[mod.ai] Dear Abby, Analysis of unknown data.

zs01#@ANDREW.CMU.EDU (Zalman Stern) (03/08/87)

Dear Abby:

Explanation of results in an expert system should be viewed as a method of
communication between intelligent entities. Conventional groups of human
experts tend to fail very badly when nobody tells anybody else what is going
on. If you expect anything different to happen with artificial experts, you
are very disillusioned. I think explanation facillities must be designed into
the standard interface a program uses to communicate with humans and other
expert systems. Of course teling too much tends to bore people also... Why
not view AI as a chance to fix some of the bugs in human communication?

Analysis of unknown data:

I guess the idea here is to come up with an expert version of the UNIX file
program. (file is a program which is executed like "file core" and it tells
you "core:	core file from 'loseprog'") The file program is written
using very ad hoc techniques. It knows about all the magic numbers commonly
used in a UNIX system, about keywords for common languages, patterns that
occur in various kinds of text... As you can guess, it assumes a lot.

One of the first things to realize is that there are files for which your
system is not going to be able to come up with any useful information. Try
feeding it 156MB of perfectly random numbers for example. One must also
figure out what kind of explanations this system is going to give. In the
organization category do you want explanations of the form "The file is
columnized data." or "This file is in the proper format of a doctoral
disertation in Computer Science at Carnegie Mellon University?"

Once the program has figured out what the file is, it can easily extract the
"representation, organization, and content" of the file using information
from its knowledge base. So the problem has become one of designing a pattern
matcher, and coming up with a knowledge base that knows about all kinds of
files. Optionally, the program could try and deduce all the information
desired from the file, but I think that would be much more difficult to do.

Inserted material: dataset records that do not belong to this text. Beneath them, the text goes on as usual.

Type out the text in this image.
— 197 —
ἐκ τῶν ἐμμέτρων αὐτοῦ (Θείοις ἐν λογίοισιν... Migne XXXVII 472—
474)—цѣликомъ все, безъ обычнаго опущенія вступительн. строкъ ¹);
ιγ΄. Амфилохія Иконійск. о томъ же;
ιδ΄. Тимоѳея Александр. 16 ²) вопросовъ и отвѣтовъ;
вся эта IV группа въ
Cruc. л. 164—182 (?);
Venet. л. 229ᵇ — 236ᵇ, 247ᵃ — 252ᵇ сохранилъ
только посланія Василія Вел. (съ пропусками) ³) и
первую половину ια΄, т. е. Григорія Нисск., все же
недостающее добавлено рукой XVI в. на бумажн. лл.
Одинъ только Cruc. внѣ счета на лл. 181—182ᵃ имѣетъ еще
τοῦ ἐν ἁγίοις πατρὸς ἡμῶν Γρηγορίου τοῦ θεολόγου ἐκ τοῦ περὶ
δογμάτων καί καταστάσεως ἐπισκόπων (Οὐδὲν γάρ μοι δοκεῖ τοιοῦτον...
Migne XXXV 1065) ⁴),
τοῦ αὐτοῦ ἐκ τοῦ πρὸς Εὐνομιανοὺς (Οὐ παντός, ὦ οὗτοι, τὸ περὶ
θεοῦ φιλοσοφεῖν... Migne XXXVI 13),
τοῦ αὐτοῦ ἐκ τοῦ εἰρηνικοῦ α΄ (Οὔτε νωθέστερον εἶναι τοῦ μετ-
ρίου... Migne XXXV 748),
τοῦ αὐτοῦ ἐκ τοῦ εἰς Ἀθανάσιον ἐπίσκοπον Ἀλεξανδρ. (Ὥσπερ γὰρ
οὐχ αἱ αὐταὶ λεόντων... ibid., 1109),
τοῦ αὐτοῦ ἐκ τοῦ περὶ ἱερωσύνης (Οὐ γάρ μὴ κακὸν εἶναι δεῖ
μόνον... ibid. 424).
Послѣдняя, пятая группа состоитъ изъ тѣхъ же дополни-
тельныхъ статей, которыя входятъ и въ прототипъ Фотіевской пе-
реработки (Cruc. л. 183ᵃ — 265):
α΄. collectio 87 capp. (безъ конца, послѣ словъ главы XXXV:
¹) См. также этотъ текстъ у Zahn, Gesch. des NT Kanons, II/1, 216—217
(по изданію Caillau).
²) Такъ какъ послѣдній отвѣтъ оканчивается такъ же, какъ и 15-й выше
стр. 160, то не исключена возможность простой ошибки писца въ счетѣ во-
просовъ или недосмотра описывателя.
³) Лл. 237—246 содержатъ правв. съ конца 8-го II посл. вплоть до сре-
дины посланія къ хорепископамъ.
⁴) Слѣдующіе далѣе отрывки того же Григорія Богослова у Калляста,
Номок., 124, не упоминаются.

Here is one way to approach this problem:

Design a number of representations of a file. Examples of these are:

	- ASCII text in line format. (i.e. like your favorite editor does
it).
	- A numerical dump of the file.

Also, there are many formats specific to certain programs. For these, the
representation is derived from firing up the appropriate program on the file.
For example, if you are trying to classify a system executable, you will want
to run the system debugger (or disassembler) on the file. There is an
assumption here that files don't exist in a vacuum. If they did, they would
be useless.

Now that this is done, you are ready to start building a knowledge base. To
do this you want to have a driver program that allows an expert to examine
files and enter information into the system. The driver progam will need
enoug "intelligence" to ask the expert why he did certain things. Of course
you can have humans analyze the experts answers and encode them
appropriately. Then just get a bunch of experts, and a large file system and
let them hack at it...

I think this may even be doable, but I doubt it would be worthwhile. 

Have I made too many assumptions? Is this general enough? Is this what you
consider automated?

Sincerely,
Zalman Stern
ARPA: zs01#@andrew.cmu.edu

Disclaimer: I am not involved in any kind of AI research and never have been.

dave@MIMSY.UMD.EDU.UUCP (03/09/87)

>I guess the idea here is to come up with an expert version of the UNIX file
>program.

    The problem with the `file' approach is that it assumes one
    has already a knowledge of the "files" he is attacking.  So,
this technique might become more and more useful, but only "might".

>One of the first things to realize is that there are files for
>which your system is not going to be able to come up with any
>useful information. Try feeding it 156MB of perfectly random
>numbers for example.

    Testing for randomness might be the first test; sure would save
    a lot of subsequent computing if it were random.

>files. Optionally, the program could try and deduce all the information
>desired from the file, but I think that would be much more difficult to do.

    Yep.  It would be nice to take a goal-driven, top-down approach,
    but sometimes data-driven inference, e.g., auto-correlation,
is what there is.

>representation is derived from firing up the appropriate program on the file.
>For example, if you are trying to classify a system executable, you will want
>to run the system debugger (or disassembler) on the file. There is an
>assumption here that files don't exist in a vacuum. If they did, they would
>be useless.

   Their uselessness and whether they exist in a vacuum is an assumption.

-- 
       Dave Stoffel (703) 790-5357
       seismo!mimsy!dave
       dave@Mimsy.umd.edu
       Amber Research Group, Inc.